Cervical cancer is a type of cancer that develops in the cells of the cervix, which is the lower part of the uterus that connects to the vagina. It is most commonly caused by the human papillomavirus (HPV) and is one of the most preventable types of cancer with the use of vaccines and regular screenings.
Cervical cancer typically develops slowly over time, often with no noticeable symptoms in the early stages. As it progresses, symptoms may include abnormal vaginal bleeding, pain during sex, and abnormal vaginal discharge. However, these symptoms can also be caused by other conditions, so it is important to see a healthcare provider for an accurate diagnosis.
Cervical cancer is often detected through a Pap smear test, which involves collecting cells from the cervix and examining them for abnormal changes. If abnormal cells are detected, further testing such as a colposcopy or biopsy may be recommended.
Treatment for cervical cancer depends on the stage and extent of the cancer, as well as the individual’s overall health.

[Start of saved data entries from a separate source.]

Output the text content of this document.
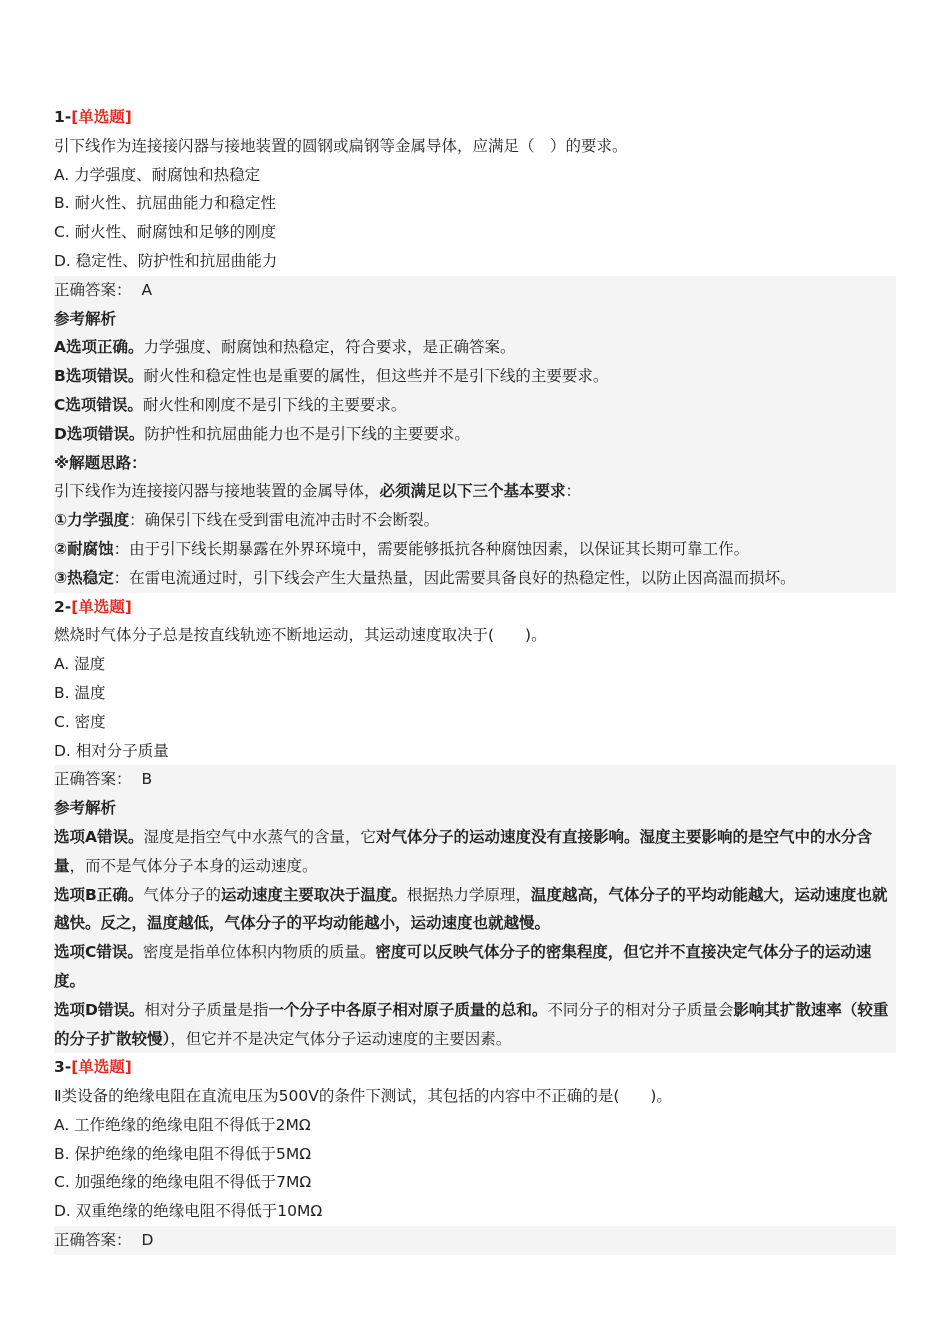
1-[单选题]
引下线作为连接接闪器与接地装置的圆钢或扁钢等金属导体，应满足（　）的要求。
A. 力学强度、耐腐蚀和热稳定
B. 耐火性、抗屈曲能力和稳定性
C. 耐火性、耐腐蚀和足够的刚度
D. 稳定性、防护性和抗屈曲能力
正确答案： A
参考解析
A选项正确。力学强度、耐腐蚀和热稳定，符合要求，是正确答案。
B选项错误。耐火性和稳定性也是重要的属性，但这些并不是引下线的主要要求。
C选项错误。耐火性和刚度不是引下线的主要要求。
D选项错误。防护性和抗屈曲能力也不是引下线的主要要求。
※解题思路：
引下线作为连接接闪器与接地装置的金属导体，必须满足以下三个基本要求：
①力学强度：确保引下线在受到雷电流冲击时不会断裂。
②耐腐蚀：由于引下线长期暴露在外界环境中，需要能够抵抗各种腐蚀因素，以保证其长期可靠工作。
③热稳定：在雷电流通过时，引下线会产生大量热量，因此需要具备良好的热稳定性，以防止因高温而损坏。
2-[单选题]
燃烧时气体分子总是按直线轨迹不断地运动，其运动速度取决于(　　)。
A. 湿度
B. 温度
C. 密度
D. 相对分子质量
正确答案： B
参考解析
选项A错误。湿度是指空气中水蒸气的含量，它对气体分子的运动速度没有直接影响。湿度主要影响的是空气中的水分含量，而不是气体分子本身的运动速度。
选项B正确。气体分子的运动速度主要取决于温度。根据热力学原理，温度越高，气体分子的平均动能越大，运动速度也就越快。反之，温度越低，气体分子的平均动能越小，运动速度也就越慢。
选项C错误。密度是指单位体积内物质的质量。密度可以反映气体分子的密集程度，但它并不直接决定气体分子的运动速度。
选项D错误。相对分子质量是指一个分子中各原子相对原子质量的总和。不同分子的相对分子质量会影响其扩散速率（较重的分子扩散较慢），但它并不是决定气体分子运动速度的主要因素。
3-[单选题]
Ⅱ类设备的绝缘电阻在直流电压为500V的条件下测试，其包括的内容中不正确的是(　　)。
A. 工作绝缘的绝缘电阻不得低于2MΩ
B. 保护绝缘的绝缘电阻不得低于5MΩ
C. 加强绝缘的绝缘电阻不得低于7MΩ
D. 双重绝缘的绝缘电阻不得低于10MΩ
正确答案： D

Options may include surgery, radiation therapy, chemotherapy, or a combination of these approaches. In some cases, a hysterectomy may be recommended to remove the cervix and uterus.
Regular cervical cancer screenings, including Pap smears and HPV testing, can help detect abnormal cells early and prevent the development of cervical cancer. HPV vaccines are also available to prevent infection with the types of HPV that are most commonly associated with cervical cancer.